講壇に立った父は、すぐに原稿を離れて話し始めました。
これは、長くなるなあと思いました。
予定時間の大半をそれで過ごしました。
どうするんだろうと思いました。
結局、最後に予定の原稿の結論部分だけを話して、講壇を降りました。 時間を気にし、段取りを大切にする人には、許せない暴挙のように思われるかもしれません。
しかし、高松教会の方々は、それを喜んで下さいました。
代表執事?だった今は亡き小森平兄が喜んで下さっていた姿を思い起こします。
社交辞令もあり、すべてを額面通りには受け取れないとしても、私は父の説教を聞き終えて、そこで語るべき言葉が語られた、確かに父はその日、神に立てられた説教者だったと思いました。
話の内容はどうでもよいとは言いませんが、神を信じ、その福音を心底喜んでその喜びを伝えようとする父の思い、その福音を受け取ってほしいと願う父の祈りに偽りはない、その真実に心打たれるんだなあと、今も思います。

最期の時、教会の礼拝に参加することが父の喜びでした。
最後の礼拝出席は、危篤になる直前の12月20日、それはクリスマス礼拝でした。
 
葬儀05広田兄が、教会に来た時はくたびれた表情をしていたのに、教会を出るときには喜びの表情になっていたというように、仰って下さいました。
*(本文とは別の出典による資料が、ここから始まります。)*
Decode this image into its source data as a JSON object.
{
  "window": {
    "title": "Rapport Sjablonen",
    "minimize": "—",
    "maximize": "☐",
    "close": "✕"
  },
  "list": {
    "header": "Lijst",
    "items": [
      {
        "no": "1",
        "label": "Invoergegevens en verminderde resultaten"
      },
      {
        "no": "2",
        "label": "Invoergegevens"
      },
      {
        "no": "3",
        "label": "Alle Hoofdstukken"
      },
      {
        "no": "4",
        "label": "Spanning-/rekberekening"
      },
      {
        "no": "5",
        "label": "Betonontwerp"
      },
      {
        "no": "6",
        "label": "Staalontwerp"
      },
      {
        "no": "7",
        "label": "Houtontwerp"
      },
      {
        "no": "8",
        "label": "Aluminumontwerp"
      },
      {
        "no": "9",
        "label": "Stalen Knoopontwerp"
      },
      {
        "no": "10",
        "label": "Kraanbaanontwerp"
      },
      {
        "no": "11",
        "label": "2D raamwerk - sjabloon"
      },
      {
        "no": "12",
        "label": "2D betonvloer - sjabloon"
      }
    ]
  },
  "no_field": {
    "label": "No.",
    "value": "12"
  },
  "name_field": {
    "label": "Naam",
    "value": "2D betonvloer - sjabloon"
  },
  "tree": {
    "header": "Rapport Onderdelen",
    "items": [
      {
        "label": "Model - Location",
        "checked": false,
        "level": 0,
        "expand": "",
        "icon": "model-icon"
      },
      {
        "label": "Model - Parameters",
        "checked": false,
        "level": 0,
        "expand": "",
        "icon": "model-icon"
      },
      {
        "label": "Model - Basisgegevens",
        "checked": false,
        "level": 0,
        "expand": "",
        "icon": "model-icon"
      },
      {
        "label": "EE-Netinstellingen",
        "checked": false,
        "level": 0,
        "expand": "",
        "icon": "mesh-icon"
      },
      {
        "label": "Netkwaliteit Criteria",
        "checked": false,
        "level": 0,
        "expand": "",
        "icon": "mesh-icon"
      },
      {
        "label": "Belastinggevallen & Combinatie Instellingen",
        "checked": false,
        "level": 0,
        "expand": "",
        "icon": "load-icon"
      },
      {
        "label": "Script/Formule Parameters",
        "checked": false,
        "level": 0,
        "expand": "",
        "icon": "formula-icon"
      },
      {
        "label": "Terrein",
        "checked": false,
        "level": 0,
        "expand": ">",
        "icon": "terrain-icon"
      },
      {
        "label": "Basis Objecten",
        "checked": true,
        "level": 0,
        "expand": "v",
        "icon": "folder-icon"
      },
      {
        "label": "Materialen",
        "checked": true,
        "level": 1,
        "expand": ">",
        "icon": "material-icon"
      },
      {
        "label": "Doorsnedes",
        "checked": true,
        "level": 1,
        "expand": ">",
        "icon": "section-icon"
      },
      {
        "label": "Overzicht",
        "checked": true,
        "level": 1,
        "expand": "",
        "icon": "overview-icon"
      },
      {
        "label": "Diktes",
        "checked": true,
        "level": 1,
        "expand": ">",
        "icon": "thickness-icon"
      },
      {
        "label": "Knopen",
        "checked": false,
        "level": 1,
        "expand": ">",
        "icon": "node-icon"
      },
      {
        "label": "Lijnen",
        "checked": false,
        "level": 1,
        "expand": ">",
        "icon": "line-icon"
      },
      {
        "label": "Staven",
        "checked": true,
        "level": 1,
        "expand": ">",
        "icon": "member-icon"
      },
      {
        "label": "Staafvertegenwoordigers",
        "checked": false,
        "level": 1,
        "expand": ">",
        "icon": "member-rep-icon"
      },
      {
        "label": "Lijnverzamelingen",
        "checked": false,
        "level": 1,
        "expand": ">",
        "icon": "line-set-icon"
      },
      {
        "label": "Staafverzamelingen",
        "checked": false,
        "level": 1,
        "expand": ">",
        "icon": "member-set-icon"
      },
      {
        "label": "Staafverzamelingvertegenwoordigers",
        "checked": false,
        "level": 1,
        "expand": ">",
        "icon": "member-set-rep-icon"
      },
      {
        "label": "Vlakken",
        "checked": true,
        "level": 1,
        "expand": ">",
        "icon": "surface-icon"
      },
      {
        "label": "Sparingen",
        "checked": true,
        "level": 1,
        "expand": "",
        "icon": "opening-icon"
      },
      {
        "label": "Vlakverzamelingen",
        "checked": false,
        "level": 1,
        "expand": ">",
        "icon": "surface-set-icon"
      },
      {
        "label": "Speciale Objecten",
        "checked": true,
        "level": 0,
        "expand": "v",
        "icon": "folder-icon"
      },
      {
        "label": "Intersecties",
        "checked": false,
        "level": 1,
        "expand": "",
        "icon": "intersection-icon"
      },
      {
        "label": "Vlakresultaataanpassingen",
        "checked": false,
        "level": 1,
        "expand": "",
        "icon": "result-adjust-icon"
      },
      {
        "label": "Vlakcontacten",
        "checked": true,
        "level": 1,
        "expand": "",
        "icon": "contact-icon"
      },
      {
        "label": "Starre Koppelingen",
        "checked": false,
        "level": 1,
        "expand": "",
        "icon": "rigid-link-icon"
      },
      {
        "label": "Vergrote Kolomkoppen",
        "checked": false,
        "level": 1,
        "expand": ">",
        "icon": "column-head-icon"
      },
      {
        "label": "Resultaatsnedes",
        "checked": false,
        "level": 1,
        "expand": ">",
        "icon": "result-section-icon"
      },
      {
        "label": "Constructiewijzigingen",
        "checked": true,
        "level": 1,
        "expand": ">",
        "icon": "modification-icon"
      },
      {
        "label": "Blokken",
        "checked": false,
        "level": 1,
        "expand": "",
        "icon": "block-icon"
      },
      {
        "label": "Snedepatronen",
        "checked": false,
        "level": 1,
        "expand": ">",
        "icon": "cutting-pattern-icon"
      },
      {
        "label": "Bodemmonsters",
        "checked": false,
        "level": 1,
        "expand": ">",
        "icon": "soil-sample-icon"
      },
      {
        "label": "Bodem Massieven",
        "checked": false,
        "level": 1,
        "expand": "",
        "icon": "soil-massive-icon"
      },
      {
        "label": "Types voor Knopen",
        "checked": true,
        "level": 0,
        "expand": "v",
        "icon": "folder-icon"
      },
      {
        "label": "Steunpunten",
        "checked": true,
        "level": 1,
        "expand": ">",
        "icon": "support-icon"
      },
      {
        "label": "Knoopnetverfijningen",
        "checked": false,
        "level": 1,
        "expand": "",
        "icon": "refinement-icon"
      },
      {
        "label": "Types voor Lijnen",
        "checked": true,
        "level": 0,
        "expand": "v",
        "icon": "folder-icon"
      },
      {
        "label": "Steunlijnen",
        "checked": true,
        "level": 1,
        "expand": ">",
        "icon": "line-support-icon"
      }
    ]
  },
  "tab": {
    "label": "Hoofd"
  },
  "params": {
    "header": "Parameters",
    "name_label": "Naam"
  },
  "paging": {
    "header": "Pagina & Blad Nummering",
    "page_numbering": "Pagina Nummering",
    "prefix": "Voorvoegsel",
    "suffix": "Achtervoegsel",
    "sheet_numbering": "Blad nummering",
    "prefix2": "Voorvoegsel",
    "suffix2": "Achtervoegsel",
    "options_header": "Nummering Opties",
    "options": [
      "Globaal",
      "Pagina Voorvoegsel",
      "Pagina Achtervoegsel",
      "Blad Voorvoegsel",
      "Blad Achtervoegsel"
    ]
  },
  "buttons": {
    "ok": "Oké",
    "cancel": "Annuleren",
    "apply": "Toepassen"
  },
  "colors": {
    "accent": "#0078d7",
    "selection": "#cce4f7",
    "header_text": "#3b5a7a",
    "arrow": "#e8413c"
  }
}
臨終前に見せたのも、祈りや賛美、聖書の言葉によって強められ、平安を与えられる姿・表情でした。
信仰が父の生き甲斐だったわけです。
 
葬儀06その教会で告別式を営んでいただくことが出来、多くの方にお見送りいただくことが出来て、父は本当に幸せだったなあ、自分たちもそれに肖りたいなあと思います。

最後に、父さん有難う。
皆様、ありがとうございました。